I am using the NCBI EDirect UNIX command line tools to query the gene database and get some basic information of results (e.g., chromosome location, description, gene name). The documentation seems obscure and confusing to me (maybe because I don't have a bioinformatics background). After playing with the different formats, I have discovered that the docsum format seems to best suit my needs. Although I have come to this conclusion through trial-and-error, I still do not have a clear understanding of whether this is really true, nor of the difference between the possible formats for efetch. For example, what is the difference between the xml and docsum formats? Why and when should one use them?
Although I can retrieve the format outlines by doing the following:
esearch -db gene -query "brca1 [ALL]human[ORGN]" | \
efetch -format docsum | \
xtract -outline
and
esearch -db gene -query "brca1 [ALL]human[ORGN]" | \
efetch -format xml | \
xtract -outline
this gives only the syntax of the formats and not the semantics. It does not help me understand when or why someone might prefer one format over the other. Obviously they are different, but without a background in this area, it is impossible to infer the semantics from the syntax.
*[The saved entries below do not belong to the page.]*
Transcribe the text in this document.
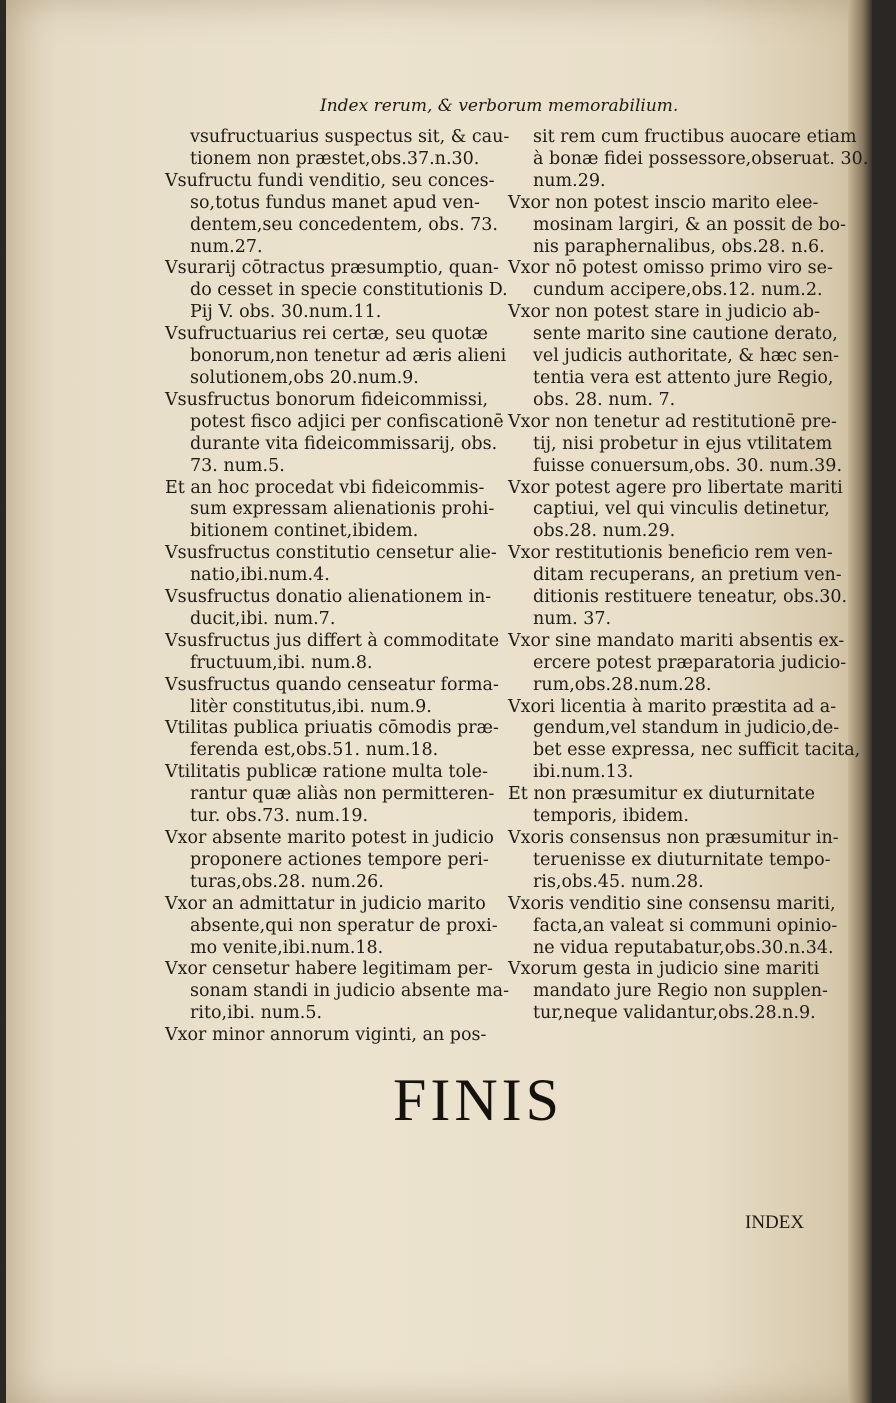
Index rerum, & verborum memorabilium.
vsufructuarius suspectus sit, & cau-
tionem non præstet,obs.37.n.30.
Vsufructu fundi venditio, seu conces-
so,totus fundus manet apud ven-
dentem,seu concedentem, obs. 73.
num.27.
Vsurarij cōtractus præsumptio, quan-
do cesset in specie constitutionis D.
Pij V. obs. 30.num.11.
Vsufructuarius rei certæ, seu quotæ
bonorum,non tenetur ad æris alieni
solutionem,obs 20.num.9.
Vsusfructus bonorum fideicommissi,
potest fisco adjici per confiscationē
durante vita fideicommissarij, obs.
73. num.5.
Et an hoc procedat vbi fideicommis-
sum expressam alienationis prohi-
bitionem continet,ibidem.
Vsusfructus constitutio censetur alie-
natio,ibi.num.4.
Vsusfructus donatio alienationem in-
ducit,ibi. num.7.
Vsusfructus jus differt à commoditate
fructuum,ibi. num.8.
Vsusfructus quando censeatur forma-
litèr constitutus,ibi. num.9.
Vtilitas publica priuatis cōmodis præ-
ferenda est,obs.51. num.18.
Vtilitatis publicæ ratione multa tole-
rantur quæ aliàs non permitteren-
tur. obs.73. num.19.
Vxor absente marito potest in judicio
proponere actiones tempore peri-
turas,obs.28. num.26.
Vxor an admittatur in judicio marito
absente,qui non speratur de proxi-
mo venite,ibi.num.18.
Vxor censetur habere legitimam per-
sonam standi in judicio absente ma-
rito,ibi. num.5.
Vxor minor annorum viginti, an pos-
sit rem cum fructibus auocare etiam
à bonæ fidei possessore,obseruat. 30.
num.29.
Vxor non potest inscio marito elee-
mosinam largiri, & an possit de bo-
nis paraphernalibus, obs.28. n.6.
Vxor nō potest omisso primo viro se-
cundum accipere,obs.12. num.2.
Vxor non potest stare in judicio ab-
sente marito sine cautione derato,
vel judicis authoritate, & hæc sen-
tentia vera est attento jure Regio,
obs. 28. num. 7.
Vxor non tenetur ad restitutionē pre-
tij, nisi probetur in ejus vtilitatem
fuisse conuersum,obs. 30. num.39.
Vxor potest agere pro libertate mariti
captiui, vel qui vinculis detinetur,
obs.28. num.29.
Vxor restitutionis beneficio rem ven-
ditam recuperans, an pretium ven-
ditionis restituere teneatur, obs.30.
num. 37.
Vxor sine mandato mariti absentis ex-
ercere potest præparatoria judicio-
rum,obs.28.num.28.
Vxori licentia à marito præstita ad a-
gendum,vel standum in judicio,de-
bet esse expressa, nec sufficit tacita,
ibi.num.13.
Et non præsumitur ex diuturnitate
temporis, ibidem.
Vxoris consensus non præsumitur in-
teruenisse ex diuturnitate tempo-
ris,obs.45. num.28.
Vxoris venditio sine consensu mariti,
facta,an valeat si communi opinio-
ne vidua reputabatur,obs.30.n.34.
Vxorum gesta in judicio sine mariti
mandato jure Regio non supplen-
tur,neque validantur,obs.28.n.9.
FINIS
INDEX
To make things more confusing, the documentation seems to state that the 'docsum' format is not actually a 'specified format':
Records can be retrieved in specified formats or as document summaries:
- efetch downloads records or reports in a designated format.
Moreover, it would seem from the naming of the formats that docsum is a summary of the full xml document. However, there seem to be certain fields in the docsum that are not in the xml. As I don't have biology or genomics background, I can't tell whether certain terms refer to different things or are simply synonymous.
The answer seems like it should be so simple, yet I can't find it anywhere! Any help is much appreciated.
I understand that the fields in the 'docsum' format are organised differently, and do not necessarily follow the XML syntax. If you save to file your results before
xtract
(in other words, if you save to file the output of efetch), you will realise that xml uses way more space. Which fields are in the docsum that you did not find in the XML? Edirect tools seem to be very handy and powerful, but I agree that the documentation is not yet complete.